Archivos de la Categoría: Espesantes, gelificantes y emulsionantes

Otra vuelta de tuerca a las manitas de cerdo, esta vez a la plancha y pegadas con transglutaminasa

Pocas veces se me ocurre cómo utilizar transglutaminasa sin crear Frankensteins comestibles como el típico ajedrez de atún y salmón que seguro que muchos habéis visto en internet. Este es uno de los usos con los que más satisfecho estoy porque aquí su función es práctica y no sólo estética, como en el caso del pollo biónico. Además estoy seguro que nadie “sospecharía” de su utilización en la cocina y si excluimos los cubos, el platillo tiene una pinta muy clásica, ¿no?

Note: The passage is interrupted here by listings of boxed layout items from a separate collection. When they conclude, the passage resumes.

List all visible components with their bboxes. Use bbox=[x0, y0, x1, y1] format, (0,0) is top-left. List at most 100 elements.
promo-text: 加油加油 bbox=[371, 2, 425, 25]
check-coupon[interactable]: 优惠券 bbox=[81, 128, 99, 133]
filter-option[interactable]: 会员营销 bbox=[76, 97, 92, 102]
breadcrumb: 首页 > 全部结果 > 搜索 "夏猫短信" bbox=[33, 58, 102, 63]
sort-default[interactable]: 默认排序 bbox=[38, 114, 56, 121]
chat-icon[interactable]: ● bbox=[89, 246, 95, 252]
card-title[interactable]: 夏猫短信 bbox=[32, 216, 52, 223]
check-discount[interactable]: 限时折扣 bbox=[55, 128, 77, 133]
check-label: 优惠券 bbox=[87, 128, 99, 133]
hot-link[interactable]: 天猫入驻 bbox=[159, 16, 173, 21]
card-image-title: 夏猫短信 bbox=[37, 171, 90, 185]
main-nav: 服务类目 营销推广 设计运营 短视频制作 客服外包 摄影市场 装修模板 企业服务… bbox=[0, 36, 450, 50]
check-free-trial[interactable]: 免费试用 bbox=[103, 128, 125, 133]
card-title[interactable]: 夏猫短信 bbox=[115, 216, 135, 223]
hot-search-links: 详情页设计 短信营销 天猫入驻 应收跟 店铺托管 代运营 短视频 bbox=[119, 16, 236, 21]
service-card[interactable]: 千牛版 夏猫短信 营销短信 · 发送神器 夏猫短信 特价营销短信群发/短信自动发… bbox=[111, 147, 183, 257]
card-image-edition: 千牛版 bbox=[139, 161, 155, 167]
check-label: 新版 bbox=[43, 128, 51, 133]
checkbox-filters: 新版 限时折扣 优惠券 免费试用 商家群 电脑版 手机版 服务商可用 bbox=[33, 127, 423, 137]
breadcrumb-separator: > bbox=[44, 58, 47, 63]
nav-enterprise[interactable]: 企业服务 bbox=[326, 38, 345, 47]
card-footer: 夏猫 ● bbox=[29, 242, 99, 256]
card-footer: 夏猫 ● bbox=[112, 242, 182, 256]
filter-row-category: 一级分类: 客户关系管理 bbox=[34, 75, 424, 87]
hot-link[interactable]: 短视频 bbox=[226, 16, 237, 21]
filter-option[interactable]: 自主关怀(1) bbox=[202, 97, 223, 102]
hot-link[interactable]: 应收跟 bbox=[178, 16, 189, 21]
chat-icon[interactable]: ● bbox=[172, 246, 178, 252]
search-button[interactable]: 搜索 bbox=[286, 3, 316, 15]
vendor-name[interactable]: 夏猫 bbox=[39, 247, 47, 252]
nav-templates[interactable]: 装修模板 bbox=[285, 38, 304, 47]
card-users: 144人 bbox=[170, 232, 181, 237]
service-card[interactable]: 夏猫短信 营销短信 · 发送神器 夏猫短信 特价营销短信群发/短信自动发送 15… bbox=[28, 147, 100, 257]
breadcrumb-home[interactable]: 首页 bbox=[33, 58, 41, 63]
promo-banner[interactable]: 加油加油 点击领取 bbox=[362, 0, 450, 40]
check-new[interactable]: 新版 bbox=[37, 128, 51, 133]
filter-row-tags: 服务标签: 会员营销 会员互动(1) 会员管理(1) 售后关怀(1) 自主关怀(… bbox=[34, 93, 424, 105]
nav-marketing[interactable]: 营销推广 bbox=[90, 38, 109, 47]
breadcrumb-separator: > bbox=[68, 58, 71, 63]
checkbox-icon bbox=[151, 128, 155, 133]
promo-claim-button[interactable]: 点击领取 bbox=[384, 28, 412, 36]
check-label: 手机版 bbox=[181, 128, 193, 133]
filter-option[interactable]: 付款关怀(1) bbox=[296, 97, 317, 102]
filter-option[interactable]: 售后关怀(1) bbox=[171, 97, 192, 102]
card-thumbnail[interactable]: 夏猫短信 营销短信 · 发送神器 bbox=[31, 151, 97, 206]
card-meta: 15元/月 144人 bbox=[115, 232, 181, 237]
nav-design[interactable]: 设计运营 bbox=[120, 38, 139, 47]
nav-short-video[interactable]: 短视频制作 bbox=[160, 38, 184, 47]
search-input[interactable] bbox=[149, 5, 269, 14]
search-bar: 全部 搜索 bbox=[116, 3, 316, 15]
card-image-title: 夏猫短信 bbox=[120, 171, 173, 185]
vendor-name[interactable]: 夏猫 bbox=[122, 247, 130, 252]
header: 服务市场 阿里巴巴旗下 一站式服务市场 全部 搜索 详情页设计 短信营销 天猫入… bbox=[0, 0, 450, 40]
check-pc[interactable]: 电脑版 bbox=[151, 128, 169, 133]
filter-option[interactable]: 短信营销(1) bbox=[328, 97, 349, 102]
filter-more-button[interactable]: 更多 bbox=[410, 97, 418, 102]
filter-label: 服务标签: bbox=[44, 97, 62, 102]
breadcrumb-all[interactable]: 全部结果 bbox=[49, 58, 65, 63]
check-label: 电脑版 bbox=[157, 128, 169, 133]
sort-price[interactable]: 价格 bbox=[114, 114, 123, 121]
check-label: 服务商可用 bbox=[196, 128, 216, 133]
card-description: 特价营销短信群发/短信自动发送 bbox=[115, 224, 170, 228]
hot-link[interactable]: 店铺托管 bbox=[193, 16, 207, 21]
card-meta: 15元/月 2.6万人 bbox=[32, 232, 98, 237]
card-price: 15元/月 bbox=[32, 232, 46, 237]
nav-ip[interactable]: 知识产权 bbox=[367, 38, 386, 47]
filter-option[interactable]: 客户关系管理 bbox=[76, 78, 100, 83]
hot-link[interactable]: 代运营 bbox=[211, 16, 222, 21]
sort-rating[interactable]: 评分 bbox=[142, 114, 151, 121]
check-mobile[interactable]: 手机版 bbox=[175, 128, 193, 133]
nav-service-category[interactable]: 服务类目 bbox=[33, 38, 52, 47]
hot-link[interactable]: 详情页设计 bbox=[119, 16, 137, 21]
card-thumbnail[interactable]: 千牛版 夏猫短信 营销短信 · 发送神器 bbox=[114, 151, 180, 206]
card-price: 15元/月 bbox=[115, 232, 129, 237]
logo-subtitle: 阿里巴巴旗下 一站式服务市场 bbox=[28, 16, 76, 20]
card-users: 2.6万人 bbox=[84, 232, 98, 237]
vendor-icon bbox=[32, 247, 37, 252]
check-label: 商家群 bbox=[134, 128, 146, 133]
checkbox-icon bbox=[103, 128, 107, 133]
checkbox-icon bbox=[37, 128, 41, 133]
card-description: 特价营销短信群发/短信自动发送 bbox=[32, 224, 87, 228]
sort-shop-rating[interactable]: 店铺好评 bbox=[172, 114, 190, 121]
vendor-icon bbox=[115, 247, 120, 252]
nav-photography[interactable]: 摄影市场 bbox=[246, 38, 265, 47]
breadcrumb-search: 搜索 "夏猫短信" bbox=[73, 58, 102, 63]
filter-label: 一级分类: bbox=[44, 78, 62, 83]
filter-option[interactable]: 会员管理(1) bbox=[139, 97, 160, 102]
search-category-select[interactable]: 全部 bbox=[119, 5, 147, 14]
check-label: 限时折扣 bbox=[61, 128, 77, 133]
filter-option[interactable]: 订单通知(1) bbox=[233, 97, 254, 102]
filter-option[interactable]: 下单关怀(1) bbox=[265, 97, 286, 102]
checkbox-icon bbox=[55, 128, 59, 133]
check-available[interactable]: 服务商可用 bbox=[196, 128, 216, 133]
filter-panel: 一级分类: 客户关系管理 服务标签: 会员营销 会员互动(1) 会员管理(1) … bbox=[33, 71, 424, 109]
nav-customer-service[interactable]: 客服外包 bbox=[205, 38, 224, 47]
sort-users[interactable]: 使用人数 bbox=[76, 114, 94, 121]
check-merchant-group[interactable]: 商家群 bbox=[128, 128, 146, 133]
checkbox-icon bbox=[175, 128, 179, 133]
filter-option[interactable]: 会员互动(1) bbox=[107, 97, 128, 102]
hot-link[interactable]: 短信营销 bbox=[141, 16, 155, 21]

Una vez hechas las manitas como en la receta anterior  y después de probarlas templadas, me entraron ganas de darles un planchazo, pero, como la gelatina se funde con el calor, a no ser que estuvieran envueltas en, por ejemplo, bacon, se desharían. Y no quería usarlo porque me interesaba que fueran lo menos grasas posibles y que no resultaran pesadas.

Así que fundí un rollito, añadí transgultaminasa GM, monté de nuevo en un rollo y a las pocas horas de nevera se pegaron majestuosamente. Para que no se “agarraran” a la sartén y de paso evitar usar demasiada grasa, las hice a la plancha sobre un papel sulfurizado y las “pinté” con la grasa que soltaron al cocerlas para aumentar aún más su sabor.

Y quedaron perfectas. Ligeras, sin la sensación de pesadez que muchas veces tienen, muy más sabrosas y con ese punto increíble que tienen las manitas cuando se doran. Al final quedan muy gelatinosas, sólo rozarlas con unos palillos produce un movimiento tan gelatinoso que es para morirse de placer. Pero como todo va pegado, la textura no es exactamente la misma, queda un pelín menos fundente.

Y la salsa, la misma que en la receta anterior, es decir, una reducción de su caldo, aquí espesada con un poquitín de xantana.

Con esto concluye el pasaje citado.